Hon. Members should bear that in mind. The Opposition’s simplistic and misleading approach is in danger of distorting the debate. We need to try to achieve high-quality development that meets good-quality design standards, including the high environmental standards that we want in our housing development, and makes sure that communities work together and are vibrant and successful. That was very much the thrust of planning policy guidance note 3, which was issued in 2000. The Opposition now decry it, but I take a certain amount of pride in it because I was the Minister with responsibility for planning when it was prepared and issued. It put the focus on increasing brownfield development and on better-quality design. It shifted the emphasis significantly in that way, and gave a strong thrust towards sustainability objectives, all of which I stand by—and I hope that the House would do the same, because they are important measures of quality in development. We should be trying to achieve those objectives to ensure that inappropriate, poor-quality and badly designed development proposals are rejected, and that good-quality appropriate developments on garden sites are supported. The House should be adopting that approach.

The hon. Lady has, over many years, found every opportunity to oppose housing developments. She has got into that mode again, although she tried to qualify it, as I implied, by saying that she was in favour of lots more housing, but did not agree with the Government’s proposals and was worried about where the housing would be, what sort it was and how it would be built. Those are precisely the arguments that allow her to sit on the fence and say, “I do believe in more housing,” to please the house builders, while at the same time saying, “No, no.

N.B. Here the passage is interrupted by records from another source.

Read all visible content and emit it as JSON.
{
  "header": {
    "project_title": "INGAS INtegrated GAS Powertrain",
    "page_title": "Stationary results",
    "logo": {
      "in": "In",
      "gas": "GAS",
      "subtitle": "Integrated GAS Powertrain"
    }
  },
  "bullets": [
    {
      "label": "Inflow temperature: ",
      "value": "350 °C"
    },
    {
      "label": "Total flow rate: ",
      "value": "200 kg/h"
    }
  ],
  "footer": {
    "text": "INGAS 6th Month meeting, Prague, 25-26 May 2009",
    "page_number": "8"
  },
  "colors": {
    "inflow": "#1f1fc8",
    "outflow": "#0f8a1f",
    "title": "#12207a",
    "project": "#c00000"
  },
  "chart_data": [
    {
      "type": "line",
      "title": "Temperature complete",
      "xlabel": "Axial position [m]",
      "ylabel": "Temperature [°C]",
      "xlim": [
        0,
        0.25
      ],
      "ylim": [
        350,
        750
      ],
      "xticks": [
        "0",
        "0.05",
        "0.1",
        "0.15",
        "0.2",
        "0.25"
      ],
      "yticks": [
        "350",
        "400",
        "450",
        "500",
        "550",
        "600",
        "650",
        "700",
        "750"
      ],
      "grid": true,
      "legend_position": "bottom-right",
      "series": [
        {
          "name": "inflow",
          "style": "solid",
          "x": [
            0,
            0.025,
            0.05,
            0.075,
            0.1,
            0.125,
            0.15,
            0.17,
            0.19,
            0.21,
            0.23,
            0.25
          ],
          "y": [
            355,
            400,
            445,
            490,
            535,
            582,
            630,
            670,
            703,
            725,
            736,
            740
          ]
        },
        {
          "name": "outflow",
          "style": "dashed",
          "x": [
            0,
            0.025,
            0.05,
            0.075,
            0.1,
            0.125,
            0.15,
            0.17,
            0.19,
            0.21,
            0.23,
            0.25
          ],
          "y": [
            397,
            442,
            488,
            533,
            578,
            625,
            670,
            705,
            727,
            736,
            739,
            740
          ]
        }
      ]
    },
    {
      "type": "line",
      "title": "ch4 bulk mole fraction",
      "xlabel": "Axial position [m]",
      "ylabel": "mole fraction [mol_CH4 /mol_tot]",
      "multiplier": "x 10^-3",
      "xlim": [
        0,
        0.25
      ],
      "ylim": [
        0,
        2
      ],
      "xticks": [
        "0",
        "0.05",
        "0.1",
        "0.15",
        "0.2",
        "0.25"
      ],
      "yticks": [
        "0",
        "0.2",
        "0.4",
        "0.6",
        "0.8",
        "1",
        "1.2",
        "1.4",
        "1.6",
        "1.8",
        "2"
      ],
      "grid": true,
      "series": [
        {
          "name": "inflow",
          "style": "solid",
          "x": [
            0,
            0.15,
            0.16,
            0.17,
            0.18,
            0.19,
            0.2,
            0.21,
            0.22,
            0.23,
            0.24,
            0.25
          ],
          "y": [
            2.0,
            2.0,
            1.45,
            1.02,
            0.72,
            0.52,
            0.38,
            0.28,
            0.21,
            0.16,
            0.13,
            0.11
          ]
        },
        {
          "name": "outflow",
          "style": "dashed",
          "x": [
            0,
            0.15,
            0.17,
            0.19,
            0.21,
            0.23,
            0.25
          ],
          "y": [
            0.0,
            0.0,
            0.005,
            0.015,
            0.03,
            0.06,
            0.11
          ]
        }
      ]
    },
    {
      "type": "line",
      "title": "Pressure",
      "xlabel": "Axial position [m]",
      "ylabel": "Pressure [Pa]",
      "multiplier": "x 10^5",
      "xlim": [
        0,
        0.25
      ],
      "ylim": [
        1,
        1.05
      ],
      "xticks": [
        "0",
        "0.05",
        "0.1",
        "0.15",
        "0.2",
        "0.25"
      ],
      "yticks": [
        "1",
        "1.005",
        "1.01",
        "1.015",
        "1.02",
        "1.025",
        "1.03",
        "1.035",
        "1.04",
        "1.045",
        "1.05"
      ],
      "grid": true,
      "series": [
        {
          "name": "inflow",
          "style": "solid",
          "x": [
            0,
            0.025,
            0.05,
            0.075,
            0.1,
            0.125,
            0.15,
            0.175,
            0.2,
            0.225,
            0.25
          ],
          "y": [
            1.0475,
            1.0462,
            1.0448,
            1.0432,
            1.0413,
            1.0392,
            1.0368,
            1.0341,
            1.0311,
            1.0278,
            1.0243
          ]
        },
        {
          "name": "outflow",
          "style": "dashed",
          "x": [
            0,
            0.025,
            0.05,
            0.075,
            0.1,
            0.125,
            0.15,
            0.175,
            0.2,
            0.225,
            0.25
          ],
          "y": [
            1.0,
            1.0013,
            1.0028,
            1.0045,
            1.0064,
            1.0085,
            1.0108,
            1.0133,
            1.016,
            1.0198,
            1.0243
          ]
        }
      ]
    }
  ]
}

We will resist housing developments,” to please the people in her party who remain viscerally opposed to new housing development.

Mr. Deputy Speaker: Order. I am sorry to interrupt the right hon. Gentleman, but there has been a slight error with the clock. I can give him one more minute.

Mr. Raynsford: I am grateful, Mr. Deputy Speaker. I assure you that I require less time than that.

The hon. Lady paid lip service to the idea of more housing, but behind that was the continued opposition, using any means possible, to new housing development. I am afraid to say that the Opposition have revealed that they remain a party that is not seriously thinking about how new housing development should be promoted and supported where it is needed, but still has its old perspective on opposing housing. I hope that the House rejects their motion.